Use parameters in a command job
You can increase the flexibility of your scripts by using parameters. For example, you might have created a script that trains a machine learning model. You can use the same script to train a model on different datasets, or using various hyperparameter values.
Working with script arguments
To use parameters in a script, you must use a library such as argparse
to read arguments passed to the script and assign them to variables.
For example, the following script reads an arguments named training_data
, which specifies the path to the training data.
# import libraries
import argparse
import pandas as pd
from sklearn.linear_model import LogisticRegression
def main(args):
# read data
df = get_data(args.training_data)
# function that reads the data
def get_data(path):
df = pd.read_csv(path)
return df
def parse_args():
# setup arg parser
parser = argparse.ArgumentParser()
# add arguments
parser.add_argument("--training_data", dest='training_data',
type=str)
# parse args
args = parser.parse_args()
# return args
return args
# run script
if __name__ == "__main__":
# parse args
args = parse_args()
# run main function
main(args)
Any parameters you expect should be defined in the script.
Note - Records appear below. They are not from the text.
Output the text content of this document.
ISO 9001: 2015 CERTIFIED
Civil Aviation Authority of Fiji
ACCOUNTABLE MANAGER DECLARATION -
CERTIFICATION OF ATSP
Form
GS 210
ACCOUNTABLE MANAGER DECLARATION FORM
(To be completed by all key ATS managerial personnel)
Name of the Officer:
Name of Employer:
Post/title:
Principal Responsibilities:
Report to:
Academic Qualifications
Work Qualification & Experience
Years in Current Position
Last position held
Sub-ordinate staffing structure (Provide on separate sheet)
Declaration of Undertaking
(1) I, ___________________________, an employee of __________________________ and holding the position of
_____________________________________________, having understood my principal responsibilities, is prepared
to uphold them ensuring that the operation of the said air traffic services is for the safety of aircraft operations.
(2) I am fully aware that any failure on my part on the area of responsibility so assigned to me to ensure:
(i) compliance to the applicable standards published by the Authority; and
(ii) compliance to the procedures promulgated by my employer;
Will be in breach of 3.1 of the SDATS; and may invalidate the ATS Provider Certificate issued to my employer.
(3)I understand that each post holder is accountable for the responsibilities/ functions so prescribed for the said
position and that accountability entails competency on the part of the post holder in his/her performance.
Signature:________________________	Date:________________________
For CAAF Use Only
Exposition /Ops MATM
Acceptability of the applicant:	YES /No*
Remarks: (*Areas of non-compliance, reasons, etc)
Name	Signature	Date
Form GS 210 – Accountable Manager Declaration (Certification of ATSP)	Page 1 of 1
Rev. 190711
In the script, you can specify what type of value you expect for each parameter and whether you want to set a default value.
Passing arguments to a script
To pass parameter values to a script, you need to provide the argument value in the command.
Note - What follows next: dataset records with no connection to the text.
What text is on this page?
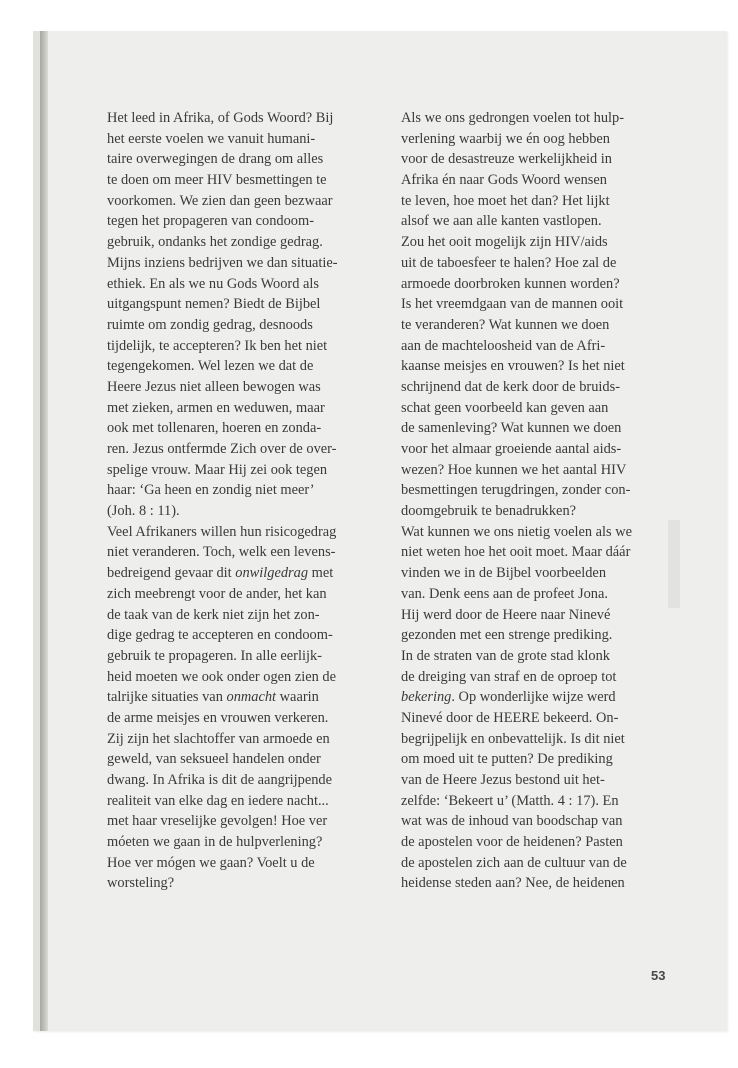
Het leed in Afrika, of Gods Woord? Bij
het eerste voelen we vanuit humani-
taire overwegingen de drang om alles
te doen om meer HIV besmettingen te
voorkomen. We zien dan geen bezwaar
tegen het propageren van condoom-
gebruik, ondanks het zondige gedrag.
Mijns inziens bedrijven we dan situatie-
ethiek. En als we nu Gods Woord als
uitgangspunt nemen? Biedt de Bijbel
ruimte om zondig gedrag, desnoods
tijdelijk, te accepteren? Ik ben het niet
tegengekomen. Wel lezen we dat de
Heere Jezus niet alleen bewogen was
met zieken, armen en weduwen, maar
ook met tollenaren, hoeren en zonda-
ren. Jezus ontfermde Zich over de over-
spelige vrouw. Maar Hij zei ook tegen
haar: ‘Ga heen en zondig niet meer’
(Joh. 8 : 11).
Veel Afrikaners willen hun risicogedrag
niet veranderen. Toch, welk een levens-
bedreigend gevaar dit onwilgedrag met
zich meebrengt voor de ander, het kan
de taak van de kerk niet zijn het zon-
dige gedrag te accepteren en condoom-
gebruik te propageren. In alle eerlijk-
heid moeten we ook onder ogen zien de
talrijke situaties van onmacht waarin
de arme meisjes en vrouwen verkeren.
Zij zijn het slachtoffer van armoede en
geweld, van seksueel handelen onder
dwang. In Afrika is dit de aangrijpende
realiteit van elke dag en iedere nacht...
met haar vreselijke gevolgen! Hoe ver
móeten we gaan in de hulpverlening?
Hoe ver mógen we gaan? Voelt u de
worsteling?
Als we ons gedrongen voelen tot hulp-
verlening waarbij we én oog hebben
voor de desastreuze werkelijkheid in
Afrika én naar Gods Woord wensen
te leven, hoe moet het dan? Het lijkt
alsof we aan alle kanten vastlopen.
Zou het ooit mogelijk zijn HIV/aids
uit de taboesfeer te halen? Hoe zal de
armoede doorbroken kunnen worden?
Is het vreemdgaan van de mannen ooit
te veranderen? Wat kunnen we doen
aan de machteloosheid van de Afri-
kaanse meisjes en vrouwen? Is het niet
schrijnend dat de kerk door de bruids-
schat geen voorbeeld kan geven aan
de samenleving? Wat kunnen we doen
voor het almaar groeiende aantal aids-
wezen? Hoe kunnen we het aantal HIV
besmettingen terugdringen, zonder con-
doomgebruik te benadrukken?
Wat kunnen we ons nietig voelen als we
niet weten hoe het ooit moet. Maar dáár
vinden we in de Bijbel voorbeelden
van. Denk eens aan de profeet Jona.
Hij werd door de Heere naar Ninevé
gezonden met een strenge prediking.
In de straten van de grote stad klonk
de dreiging van straf en de oproep tot
bekering. Op wonderlijke wijze werd
Ninevé door de HEERE bekeerd. On-
begrijpelijk en onbevattelijk. Is dit niet
om moed uit te putten? De prediking
van de Heere Jezus bestond uit het-
zelfde: ‘Bekeert u’ (Matth. 4 : 17). En
wat was de inhoud van boodschap van
de apostelen voor de heidenen? Pasten
de apostelen zich aan de cultuur van de
heidense steden aan? Nee, de heidenen
53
For example, if you would pass a parameter value when running a script in a terminal, you would use the following command:
python train.py --training_data diabetes.csv
In the example, diabetes.csv
is a local file. Alternatively, you could specify the path to a data asset created in the Azure Machine Learning workspace.
Similarly, when you want to pass a parameter value to a script you want to run as a command job, you'll specify the values in the command:
from azure.ai.ml import command
# configure job
job = command(
code="./src",
command="python train.py --training_data diabetes.csv",
environment="AzureML-sklearn-0.24-ubuntu18.04-py37-cpu@latest",
compute="aml-cluster",
display_name="train-model",
experiment_name="train-classification-model"
)
After submitting a command job, you can review the input and output parameters you specified.